In this case, the difference value is obtained (the formula of formula (1), which should be
Similarly, we can calculate the differences between D12, D21, and D22 in the remaining three cases. Smart readers can calculate the differences by themselves (readers: Cut, obviously they are too lazy to write ......). With the difference between all the observed values, we can calculate the open Value of "basketball" and "Sports" articles.
The values of D11, D12, D21, and D22 are substituted and simplified to obtain
Word T and class C can be written in a more general form
Formula (2)
Next, we can calculate other words, such as "Volleyball", "product", "bank", and other open-party sports values, and sort them by size, select the largest number of words we need as feature items.
Actually formula (2) can be further simplified. Note that if a document set (such as our training set) and a category are given, then n, m, n-M (that is, A + C and B + D) is the same for all words in the same category document, and we only care about the size order of a bunch of words on the open value of a category, we do not care about the specific values. Therefore, we can remove them from formula (2). Therefore, we use them in actual calculation.
Formula (3)
Okay, it's not advanced, right?
The experimental results of English Text show that, when using the feature selection method, the square test and information gain are the best (same classification algorithm, different feature selection algorithms are used to obtain the comparison results ); the performance of the Document Frequency Method is roughly the same as that of the first two methods. The performance of the term strength method is average. The performance of the mutual information method is the worst (document [17]).

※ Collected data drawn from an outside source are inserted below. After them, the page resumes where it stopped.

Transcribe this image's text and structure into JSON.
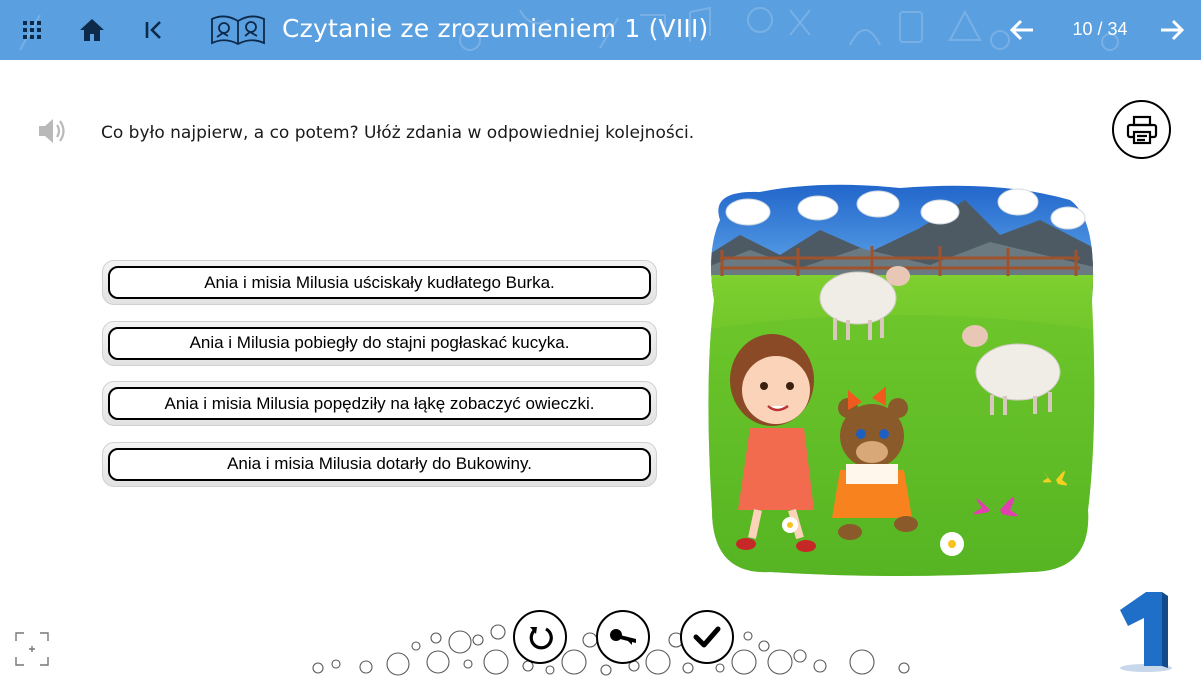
{
  "header": {
    "title": "Czytanie ze zrozumieniem 1 (VIII)",
    "page": "10 / 34",
    "accent_color": "#5a9fe0",
    "icons": [
      "grid-menu-icon",
      "home-icon",
      "first-page-icon",
      "open-book-icon",
      "arrow-left-icon",
      "arrow-right-icon"
    ]
  },
  "task": {
    "instruction": "Co było najpierw, a co potem? Ułóż zdania w odpowiedniej kolejności."
  },
  "sentences": [
    "Ania i misia Milusia uściskały kudłatego Burka.",
    "Ania i Milusia pobiegły do stajni pogłaskać kucyka.",
    "Ania i misia Milusia popędziły na łąkę zobaczyć owieczki.",
    "Ania i misia Milusia dotarły do Bukowiny."
  ],
  "controls": {
    "icons": [
      "reset-icon",
      "key-icon",
      "check-icon",
      "print-icon",
      "speaker-icon",
      "fullscreen-icon"
    ]
  },
  "brand": {
    "logo_digit": "1"
  }
}
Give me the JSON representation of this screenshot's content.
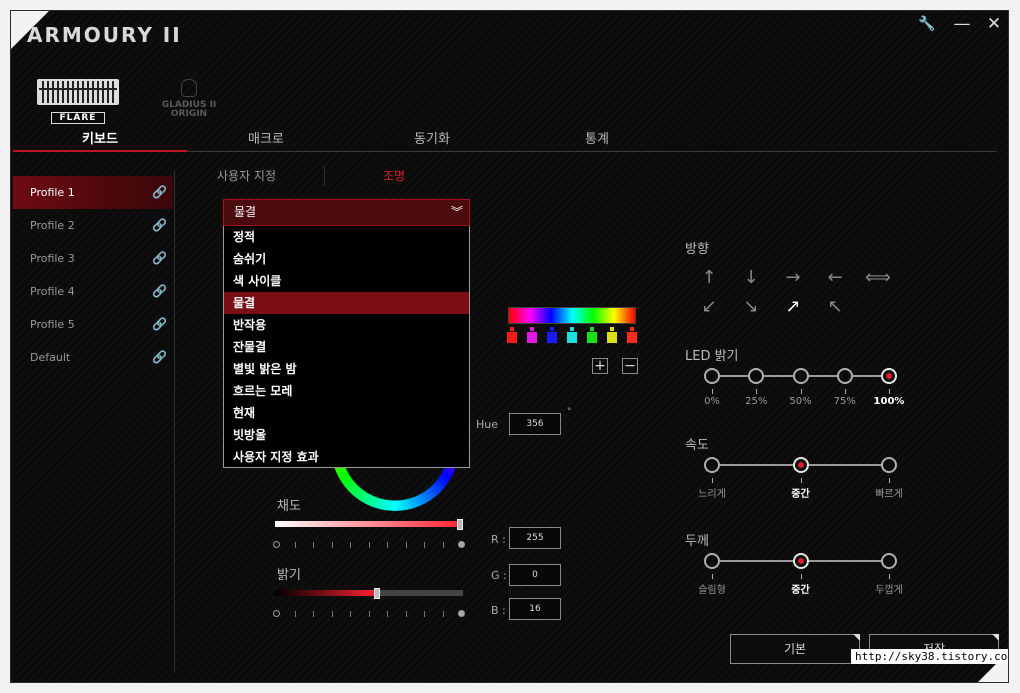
{
  "app": {
    "logo": "ARMOURY II"
  },
  "window": {
    "settings_icon": "wrench-icon",
    "minimize": "—",
    "close": "✕"
  },
  "devices": [
    {
      "label": "FLARE",
      "icon": "keyboard-icon"
    },
    {
      "line1": "GLADIUS II",
      "line2": "ORIGIN",
      "icon": "mouse-icon"
    }
  ],
  "tabs": [
    "키보드",
    "매크로",
    "동기화",
    "통계"
  ],
  "profiles": [
    "Profile 1",
    "Profile 2",
    "Profile 3",
    "Profile 4",
    "Profile 5",
    "Default"
  ],
  "subtabs": {
    "custom": "사용자 지정",
    "lighting": "조명"
  },
  "effect_dropdown": {
    "selected": "물결",
    "chevron": "︾",
    "options": [
      "정적",
      "숨쉬기",
      "색 사이클",
      "물결",
      "반작용",
      "잔물결",
      "별빛 밝은 밤",
      "흐르는 모레",
      "현재",
      "빗방울",
      "사용자 지정 효과"
    ]
  },
  "palette": {
    "colors": [
      "#ff1a1a",
      "#e01ae0",
      "#1a1aff",
      "#1ae0e0",
      "#1ae01a",
      "#e0e01a",
      "#ff2a1a"
    ],
    "add": "+",
    "remove": "−"
  },
  "color": {
    "hue_label": "Hue",
    "hue": "356",
    "degree": "°",
    "saturation_label": "채도",
    "saturation": 1.0,
    "brightness_label": "밝기",
    "brightness": 0.54,
    "r_label": "R :",
    "g_label": "G :",
    "b_label": "B :",
    "r": "255",
    "g": "0",
    "b": "16"
  },
  "direction": {
    "label": "방향",
    "arrows": [
      "↑",
      "↓",
      "→",
      "←",
      "⟺",
      "↙",
      "↘",
      "↗",
      "↖"
    ],
    "selected_index": 7
  },
  "led_brightness": {
    "label": "LED 밝기",
    "options": [
      "0%",
      "25%",
      "50%",
      "75%",
      "100%"
    ],
    "selected_index": 4
  },
  "speed": {
    "label": "속도",
    "options": [
      "느리게",
      "중간",
      "빠르게"
    ],
    "selected_index": 1
  },
  "thickness": {
    "label": "두께",
    "options": [
      "슬림형",
      "중간",
      "두껍게"
    ],
    "selected_index": 1
  },
  "buttons": {
    "default": "기본",
    "save": "저장"
  },
  "watermark": "http://sky38.tistory.com"
}
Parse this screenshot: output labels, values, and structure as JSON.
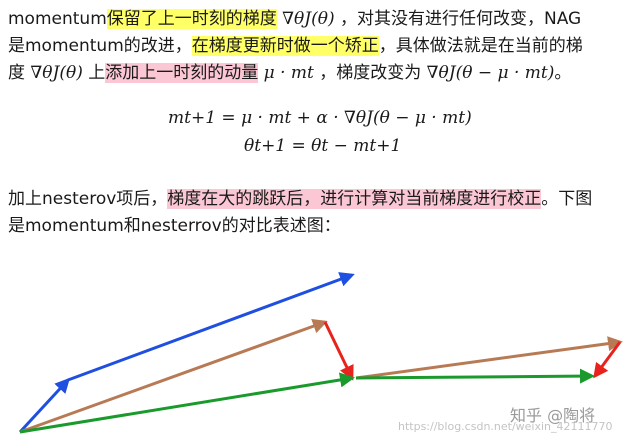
{
  "paragraph1": {
    "line1": {
      "t1": "momentum",
      "hl1": "保留了上一时刻的梯度",
      "m1": "∇θJ(θ)",
      "t2": "，对其没有进行任何改变，NAG"
    },
    "line2": {
      "t1": "是momentum的改进，",
      "hl1": "在梯度更新时做一个矫正",
      "t2": "，具体做法就是在当前的梯"
    },
    "line3": {
      "t1": "度 ",
      "m1": "∇θJ(θ)",
      "t2": " 上",
      "hl1": "添加上一时刻的动量",
      "m2": " μ · mt ",
      "t3": "，梯度改变为 ",
      "m3": "∇θJ(θ − μ · mt)",
      "t4": "。"
    }
  },
  "equations": {
    "eq1": "mt+1 = μ · mt + α · ∇θJ(θ − μ · mt)",
    "eq2": "θt+1 = θt − mt+1"
  },
  "paragraph2": {
    "line1": {
      "t1": "加上nesterov项后，",
      "hl1": "梯度在大的跳跃后，进行计算对当前梯度进行校正",
      "t2": "。下图"
    },
    "line2": {
      "t1": "是momentum和nesterrov的对比表述图："
    }
  },
  "watermark": {
    "main": "知乎 @陶将",
    "url": "https://blog.csdn.net/weixin_42111770"
  },
  "colors": {
    "highlight_yellow": "#ffff66",
    "highlight_pink": "#fbc7d4",
    "arrow_blue": "#1f4fe0",
    "arrow_brown": "#b87a55",
    "arrow_red": "#e8221d",
    "arrow_green": "#1a9a2c"
  }
}
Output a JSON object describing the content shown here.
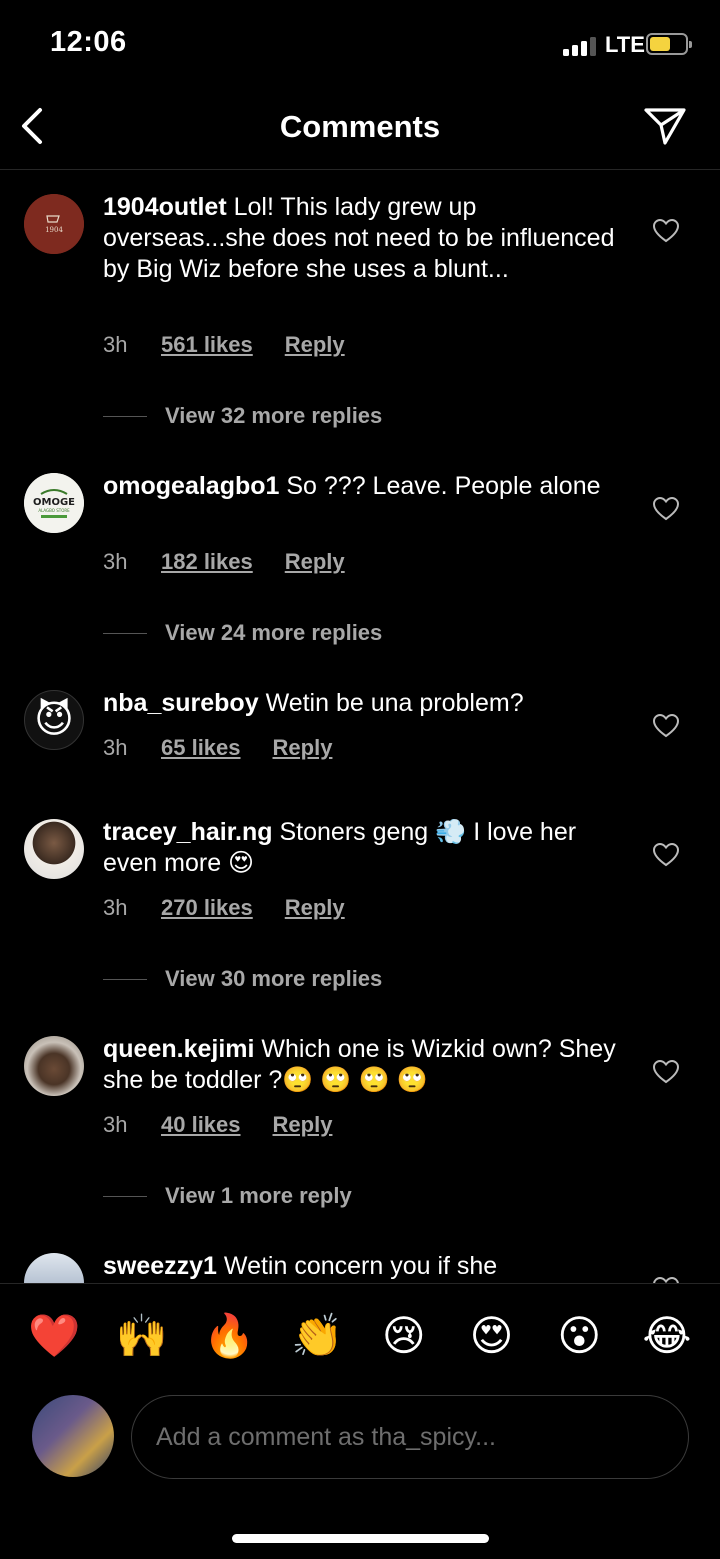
{
  "status": {
    "time": "12:06",
    "network": "LTE"
  },
  "header": {
    "title": "Comments"
  },
  "comments": [
    {
      "user": "1904outlet",
      "text": "Lol! This lady grew up overseas...she does not need to be influenced by Big Wiz before she uses a blunt...",
      "time": "3h",
      "likes": "561 likes",
      "reply": "Reply",
      "view_replies": "View 32 more replies"
    },
    {
      "user": "omogealagbo1",
      "text": "So ??? Leave. People alone",
      "time": "3h",
      "likes": "182 likes",
      "reply": "Reply",
      "view_replies": "View 24 more replies"
    },
    {
      "user": "nba_sureboy",
      "text": "Wetin be una problem?",
      "time": "3h",
      "likes": "65 likes",
      "reply": "Reply"
    },
    {
      "user": "tracey_hair.ng",
      "text": "Stoners geng 💨 I love her even more 😍",
      "time": "3h",
      "likes": "270 likes",
      "reply": "Reply",
      "view_replies": "View 30 more replies"
    },
    {
      "user": "queen.kejimi",
      "text": "Which one is Wizkid own? Shey she be toddler ?🙄 🙄 🙄 🙄",
      "time": "3h",
      "likes": "40 likes",
      "reply": "Reply",
      "view_replies": "View 1 more reply"
    },
    {
      "user": "sweezzy1",
      "text": "Wetin concern you if she"
    }
  ],
  "avatars": {
    "c1_label": "1904",
    "c2_label": "OMOGE",
    "c2_sub": "ALAGBO STORE"
  },
  "emoji_bar": [
    "❤️",
    "🙌",
    "🔥",
    "👏",
    "😢",
    "😍",
    "😮",
    "😂"
  ],
  "input": {
    "placeholder": "Add a comment as tha_spicy..."
  }
}
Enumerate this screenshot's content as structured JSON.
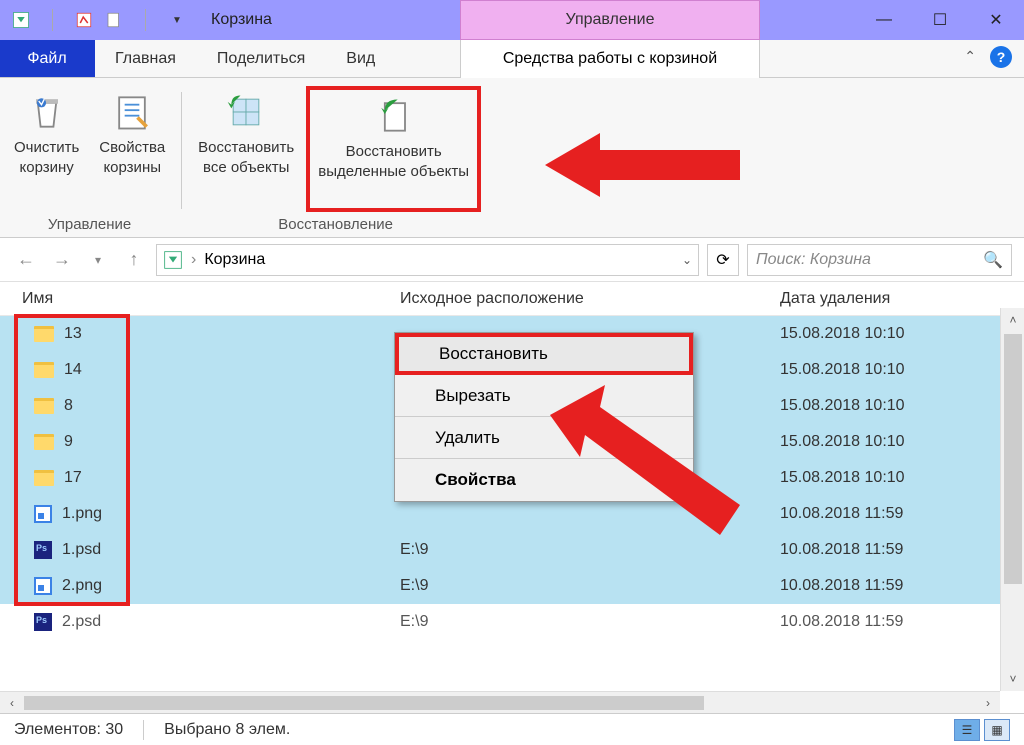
{
  "titlebar": {
    "title": "Корзина",
    "manage": "Управление"
  },
  "tabs": {
    "file": "Файл",
    "home": "Главная",
    "share": "Поделиться",
    "view": "Вид",
    "context": "Средства работы с корзиной"
  },
  "ribbon": {
    "group1_label": "Управление",
    "group2_label": "Восстановление",
    "empty": "Очистить\nкорзину",
    "props": "Свойства\nкорзины",
    "restore_all": "Восстановить\nвсе объекты",
    "restore_sel": "Восстановить\nвыделенные объекты"
  },
  "nav": {
    "breadcrumb": "Корзина",
    "search_placeholder": "Поиск: Корзина"
  },
  "columns": {
    "name": "Имя",
    "loc": "Исходное расположение",
    "date": "Дата удаления"
  },
  "rows": [
    {
      "type": "folder",
      "name": "13",
      "loc": "",
      "date": "15.08.2018 10:10",
      "sel": true
    },
    {
      "type": "folder",
      "name": "14",
      "loc": "",
      "date": "15.08.2018 10:10",
      "sel": true
    },
    {
      "type": "folder",
      "name": "8",
      "loc": "",
      "date": "15.08.2018 10:10",
      "sel": true
    },
    {
      "type": "folder",
      "name": "9",
      "loc": "",
      "date": "15.08.2018 10:10",
      "sel": true
    },
    {
      "type": "folder",
      "name": "17",
      "loc": "",
      "date": "15.08.2018 10:10",
      "sel": true
    },
    {
      "type": "png",
      "name": "1.png",
      "loc": "",
      "date": "10.08.2018 11:59",
      "sel": true
    },
    {
      "type": "psd",
      "name": "1.psd",
      "loc": "E:\\9",
      "date": "10.08.2018 11:59",
      "sel": true
    },
    {
      "type": "png",
      "name": "2.png",
      "loc": "E:\\9",
      "date": "10.08.2018 11:59",
      "sel": true
    },
    {
      "type": "psd",
      "name": "2.psd",
      "loc": "E:\\9",
      "date": "10.08.2018 11:59",
      "sel": false
    }
  ],
  "context_menu": {
    "restore": "Восстановить",
    "cut": "Вырезать",
    "delete": "Удалить",
    "props": "Свойства"
  },
  "status": {
    "elements": "Элементов: 30",
    "selected": "Выбрано 8 элем."
  }
}
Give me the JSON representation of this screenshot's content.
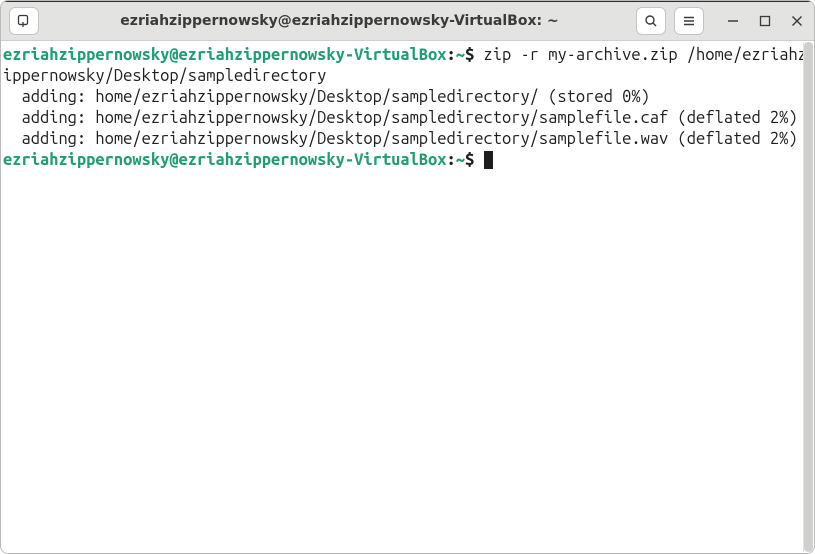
{
  "titlebar": {
    "title": "ezriahzippernowsky@ezriahzippernowsky-VirtualBox: ~"
  },
  "prompt": {
    "user_host": "ezriahzippernowsky@ezriahzippernowsky-VirtualBox",
    "separator": ":",
    "path": "~",
    "symbol": "$"
  },
  "lines": {
    "cmd1": " zip -r my-archive.zip /home/ezriahzippernowsky/Desktop/sampledirectory",
    "out1": "  adding: home/ezriahzippernowsky/Desktop/sampledirectory/ (stored 0%)",
    "out2": "  adding: home/ezriahzippernowsky/Desktop/sampledirectory/samplefile.caf (deflated 2%)",
    "out3": "  adding: home/ezriahzippernowsky/Desktop/sampledirectory/samplefile.wav (deflated 2%)"
  }
}
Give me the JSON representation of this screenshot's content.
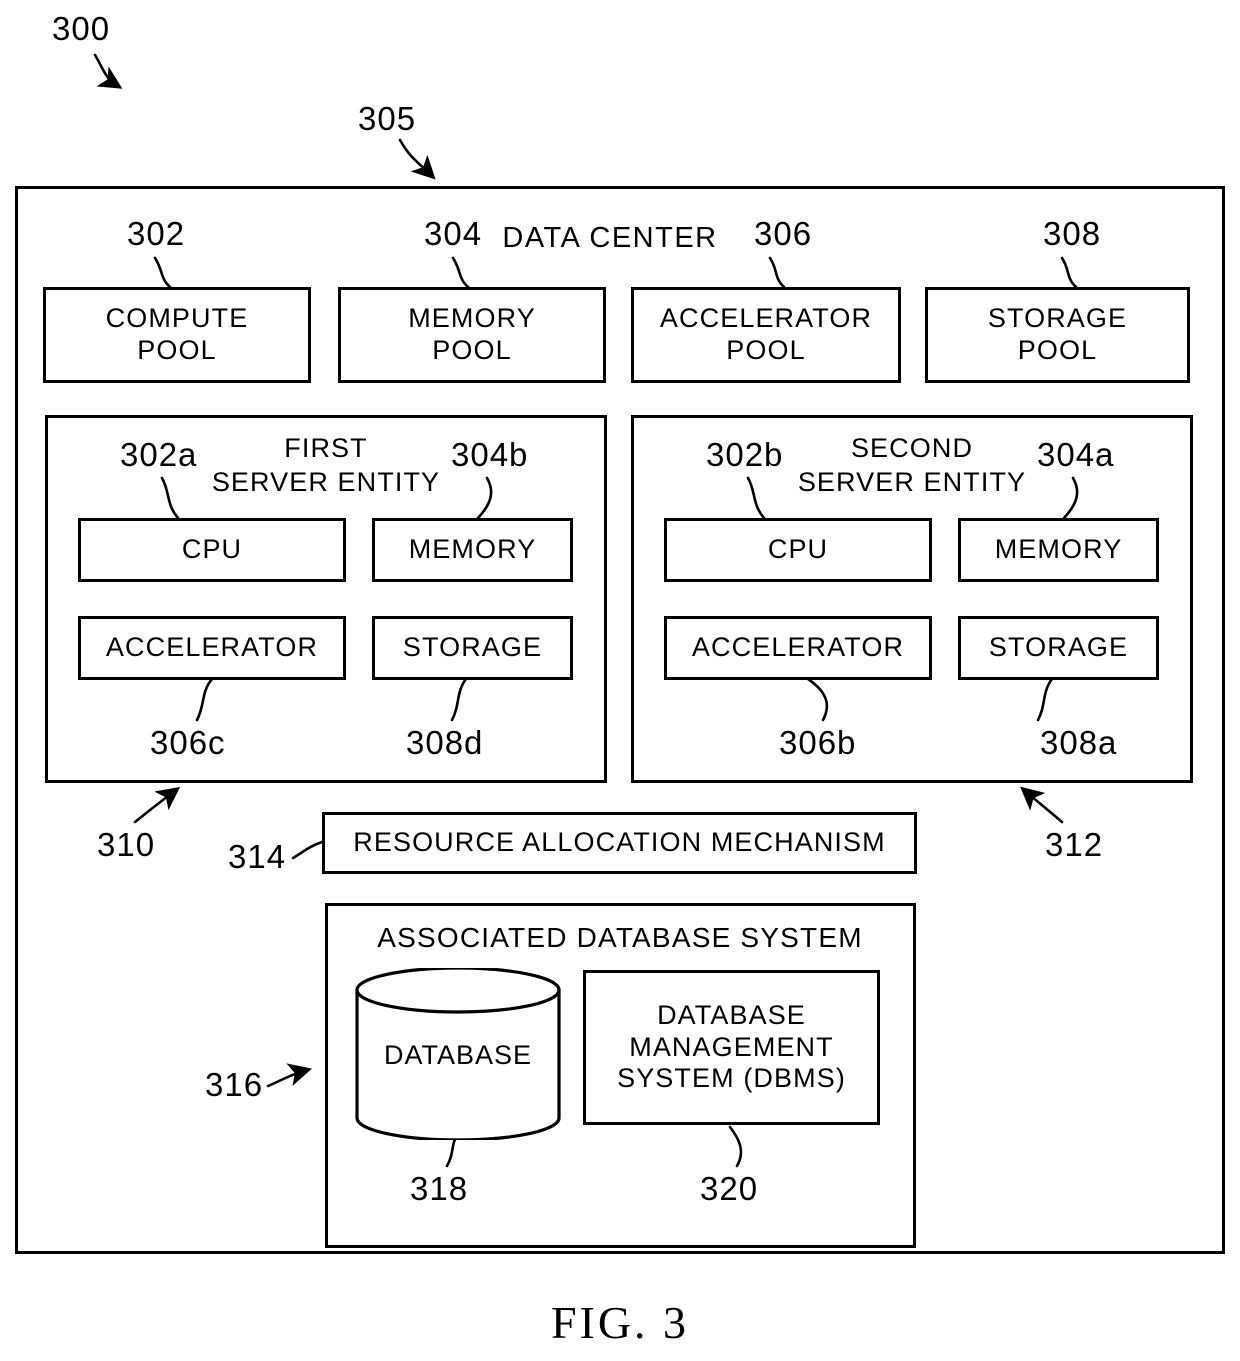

However, the test is not perfect. Let's look back at how the values of A and B come out. It counts whether word t exists in the document, no matter how many times T appears in this document, this will make him biased towards low-frequency words (because it exaggerated the role of low-frequency words ). In some cases, a word appears only once in each document of a class of articles, but its open value is greater than 10 times in the document of the class of articles 99%, in fact, the following words are more representative, but only because the number of documents is less than the previous word "1 ", during feature selection, the latter words may be screened out and the former is retained. This is the famous "Low Frequency Word defect" tested by the open party. Therefore, the test is often used in combination with other factors such as Word Frequency to foster strengths and circumvent weaknesses.
Well, there are so many open-side tests that we have the opportunity to introduce other feature selection algorithms.
Appendix: I would like to say a few more to students proficient in Statistics. formula (1) is actually a formula for calculating the difference between continuous random variables, the "document quantity" we are counting here is obviously a discrete value (All integers), so there is a correction process when calculating statistics, however, this correction still only affects the specific square value without affecting the order of the size. Therefore, this correction is not made in text classification.